La finance durable est-elle la solution?

Rosa Sangiorgio, Pictet Wealth Management

2 minutes de lecture

Les clients veulent que les banques relèvent les défis ESG. Cela a du sens dans l'investissement à long terme et celles-ci ne peuvent réussir que si la société et l'environnement sont stables.

Depuis des dizaines d'années, nous vivons à crédit en exploitant les ressources de notre écosystème. Cela se traduit notamment par l'altération des cycles du carbone et de l'eau et par la perte de biodiversité. En tant qu'investisseurs, nous savons bien que rien n’est gratuit, mais au lieu de payer la facture, nous continuons à demander des prêts. Et plus nous tarderons à payer ces dettes, plus les coûts augmenteront.

Aujourd'hui, notre planète nous envoie des injonctions de plus en plus pressantes, par exemple sous la forme d'événements climatiques extrêmes. Contrairement au monde financier, la nature ne peut s'adresser à une banque centrale. Aucune institution ne peut intervenir du jour au lendemain pour éliminer les gaz à effet de serre de notre atmosphère, pour injecter de l'eau là où elle manque ou pour assainir les terres polluées. Le défi auquel nous sommes confrontés aujourd'hui est de savoir comment, et à quel rythme, nous pouvons réussir la transition vers une économie plus durable.

Les gouvernements ne peuvent à eux seuls assurer une transition plus rapide, mais ils jouent un rôle clé dans la création de conditions-cadres qui encouragent les investissements durables, que ce soit par la fiscalité, la réglementation ou les subventions aux technologies propres.

Le secteur financier en tant que catalyseur dans le processus vers une économie durable

Si l'on examine de plus près le système financier, les banques sont en fait l'épine dorsale du système économique réel. La manière dont le capital est déployé - sous la forme d'investissements et de financements - détermine ce qui peut ou ne peut pas être réalisé. Lorsque les capitaux affluent vers des entreprises qui respectent les limites de la planète, notre société devient plus durable.

Mais pourquoi serait-il du devoir des banques de relever des défis sociaux tels que le changement climatique, la perte rapide de biodiversité et les futures pandémies?

Parce que les clients le demandent. Parce que cela a du sens dans une perspective d'investissement à long terme. Parce que les banques ne peuvent réussir à long terme que si la société et l'environnement sont stables.

Avons-nous tout ce qu'il faut pour réussir?

La disponibilité de données ESG (environnementales, sociales et de gouvernance) fiables sur les entreprises est essentielle pour prendre des décisions éclairées en matière d'investissement et de crédit qui tiennent compte des critères de durabilité.

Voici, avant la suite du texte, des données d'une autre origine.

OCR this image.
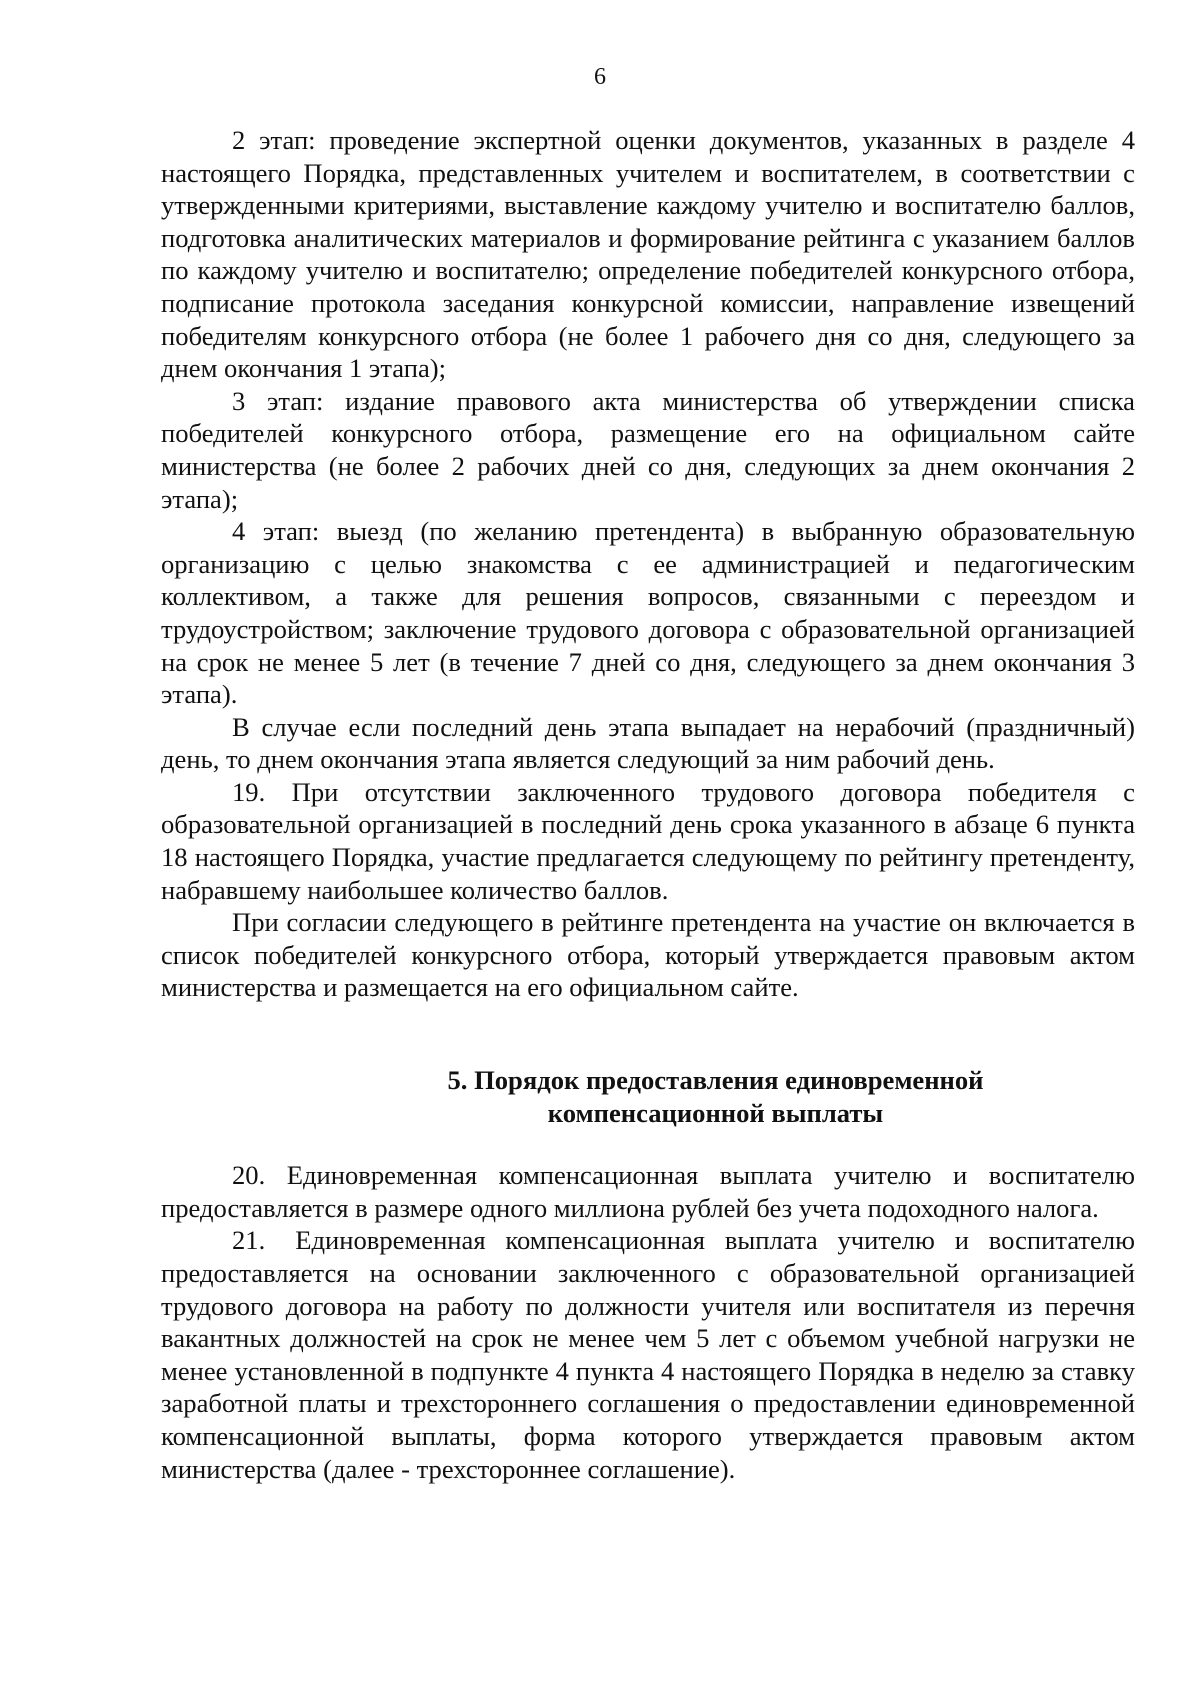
6

2 этап: проведение экспертной оценки документов, указанных в разделе 4 настоящего Порядка, представленных учителем и воспитателем, в соответствии с утвержденными критериями, выставление каждому учителю и воспитателю баллов, подготовка аналитических материалов и формирование рейтинга с указанием баллов по каждому учителю и воспитателю; определение победителей конкурсного отбора, подписание протокола заседания конкурсной комиссии, направление извещений победителям конкурсного отбора (не более 1 рабочего дня со дня, следующего за днем окончания 1 этапа);

3 этап: издание правового акта министерства об утверждении списка победителей конкурсного отбора, размещение его на официальном сайте министерства (не более 2 рабочих дней со дня, следующих за днем окончания 2 этапа);

4 этап: выезд (по желанию претендента) в выбранную образовательную организацию с целью знакомства с ее администрацией и педагогическим коллективом, а также для решения вопросов, связанными с переездом и трудоустройством; заключение трудового договора с образовательной организацией на срок не менее 5 лет (в течение 7 дней со дня, следующего за днем окончания 3 этапа).

В случае если последний день этапа выпадает на нерабочий (праздничный) день, то днем окончания этапа является следующий за ним рабочий день.

19. При отсутствии заключенного трудового договора победителя с образовательной организацией в последний день срока указанного в абзаце 6 пункта 18 настоящего Порядка, участие предлагается следующему по рейтингу претенденту, набравшему наибольшее количество баллов.

При согласии следующего в рейтинге претендента на участие он включается в список победителей конкурсного отбора, который утверждается правовым актом министерства и размещается на его официальном сайте.

5. Порядок предоставления единовременной

компенсационной выплаты

20. Единовременная компенсационная выплата учителю и воспитателю предоставляется в размере одного миллиона рублей без учета подоходного налога.

21. Единовременная компенсационная выплата учителю и воспитателю предоставляется на основании заключенного с образовательной организацией трудового договора на работу по должности учителя или воспитателя из перечня вакантных должностей на срок не менее чем 5 лет с объемом учебной нагрузки не менее установленной в подпункте 4 пункта 4 настоящего Порядка в неделю за ставку заработной платы и трехстороннего соглашения о предоставлении единовременной компенсационной выплаты, форма которого утверждается правовым актом министерства (далее - трехстороннее соглашение).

Malheureusement, malgré la multitude de sources de données, de fournisseurs de données et de recherches dans ce domaine, il existe toujours un fossé entre la quantité de données nécessaires pour prendre des décisions en matière de durabilité et les données disponibles.

Beaucoup a été fait à cet égard. Des initiatives volontaires telles que la Task Force on Climate-related Financial Disclosures (TCFD) ou la Task Force on Nature-related Financial Disclosures (TNFD) ont été lancées pour mettre à disposition des données plus pertinentes. Sur le plan réglementaire également, de plus en plus d'autorités s'engagent dans cette voie; pensons par exemple à la taxonomie de l'UE, à la directive sur les rapports de durabilité des entreprises (CSRD) ou aux règles proposées par la SEC sur la divulgation des données climatiques, qui exigent des entreprises qu'elles divulguent des informations et fournissent un cadre aux institutions financières et aux investisseurs.

Si les données sont d'une importance capitale, il est tout aussi important d'avoir la bonne perspective et le bon contexte pour les utiliser. Au sein de la communauté des investisseurs, dans les médias et en politique, les termes ESG et investissement d'impact sont souvent utilisés de manière interchangeable, alors qu'ils représentent des concepts très différents.

Ce qu'il faut avant tout, c'est de la coopération. A tous les niveaux

Coopération entre les entreprises et l'industrie financière; d'une part, pour générer, rapporter et collecter des données de manière efficace et, d'autre part, pour réduire la multitude de niveaux et de normes, permettant ainsi une mise en œuvre à long terme basée sur la science.

Coopération entre les régulateurs et l'industrie financière pour promouvoir des cadres alignés sur la recherche scientifique, pas trop idéalistes, réalisables dans la pratique.

Coopération entre les clients et l'industrie financière: les banques doivent comprendre les besoins des investisseurs, les sensibiliser en quantifiant les impacts positifs et négatifs de leurs investissements, les aider à réaliser que les investissements ne sont pas seulement des chiffres, mais qu'ils représentent l'économie réelle de demain.

Ce n'est qu'avec la collaboration de toutes les parties prenantes que les défis de notre époque pourront être véritablement relevés.